Los intercambios culinarios se hicieron más frecuentes a causa de los descubrimientos geográficos y los intercambios comerciales se acrecentaron con el desarrollo de las comunicaciones. Especias y especies de lejanos países pasaron a engrosar los fondos de cocina de Occidente y a enriquecer la lista de sabores conocidos.




  • (1) Claude Fischler: El (h)omnívoro. Ed. Anagrama, Barcelona, 1995.


  • (2) Claude Levi-Strauss: El pensamiento salvaje, FCE, México, 1989.


  • (3) Citado por C. Fishler: El (h)omnívoro.

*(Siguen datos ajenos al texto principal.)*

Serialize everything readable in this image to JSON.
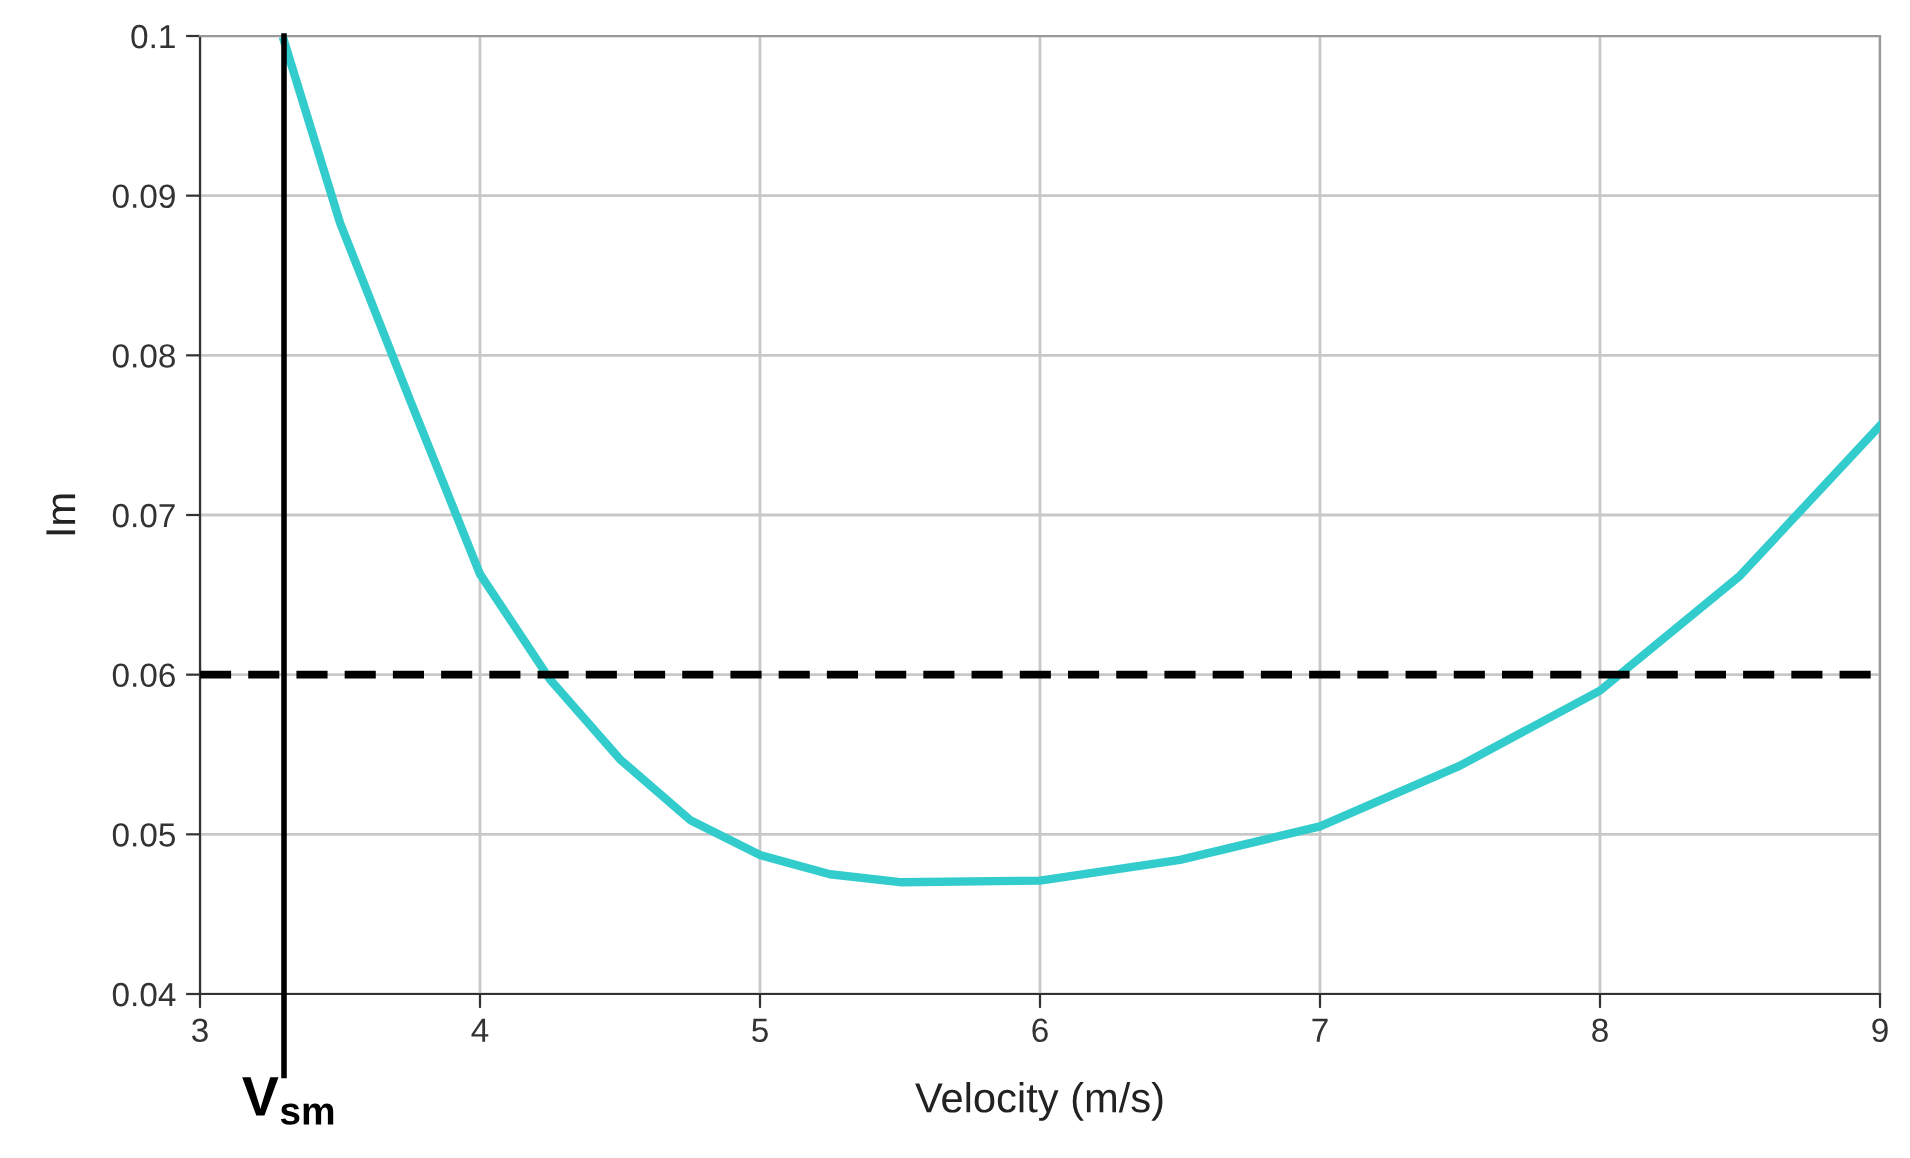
{
  "chart_data": {
    "type": "line",
    "xlabel": "Velocity (m/s)",
    "ylabel": "Im",
    "x": [
      3.3,
      3.5,
      3.75,
      4.0,
      4.25,
      4.5,
      4.75,
      5.0,
      5.25,
      5.5,
      6.0,
      6.5,
      7.0,
      7.5,
      8.0,
      8.5,
      9.0
    ],
    "series": [
      {
        "color": "#33cccc",
        "values": [
          0.0997,
          0.0883,
          0.0772,
          0.0663,
          0.0597,
          0.0547,
          0.0509,
          0.0487,
          0.0475,
          0.047,
          0.0471,
          0.0484,
          0.0505,
          0.0543,
          0.059,
          0.0662,
          0.0756
        ]
      }
    ],
    "xlim": [
      3,
      9
    ],
    "xticks": [
      3,
      4,
      5,
      6,
      7,
      8,
      9
    ],
    "ylim": [
      0.04,
      0.1
    ],
    "yticks": [
      0.04,
      0.05,
      0.06,
      0.07,
      0.08,
      0.09,
      0.1
    ],
    "grid": true,
    "marker": "none",
    "line_style": "solid",
    "ref_lines": [
      {
        "axis": "y",
        "value": 0.06,
        "color": "#000000",
        "line_style": "dashed"
      },
      {
        "axis": "x",
        "value": 3.3,
        "label": "V$_{sm}$",
        "color": "#000000",
        "line_style": "solid"
      }
    ]
  }
}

  • (4) Marvin Harris: Bueno para comer. Alianza Editorial, Madrid 1990.


  • (5) Henriett Walter: La aventura de las lenguas en Occidente. Ed. Espasa, Madrid 1997.


  • (6) Umberto Eco: Frijoles, lentejas y civilización europea. Revista digital mexicana Opera Mundi, nº 17, julio, 2001. (http://www.operamundi.com.mx/index2.html)

3 comentarios:

Miroslav Panciutti dijo...

Buen post. Procuraré seguir leyendo su continuación durante mis vacaciones. Que el calor te sea clemente.

harazem dijo...

Pero hombre, Miroslav. Descansa, danubiea feliz y olvídate de los ciberamigos por unos días. Trae experiencias y más historias con las que nos deleitas sin desmayo.

Aquí nos quedamos los del verano de siesta y botijo, en la brecha.

Anónimo dijo...

Qué buena idea y qué bien me viene para desgustar tu blog como es debido que yo siempre llego tarde y pensaba que el lío de lectura, era sólo millo. Un point para tu amigo Juan Sepelio, lo saludas de mi parte...a su gata tambien, por persuasiva jeje.

Cuando puedas me indicas donde viene el capítulo que cuenta la suerte del tomate Tomi y si llegó a nacer Pimi, me tiene intrigada. Gracias, pepa.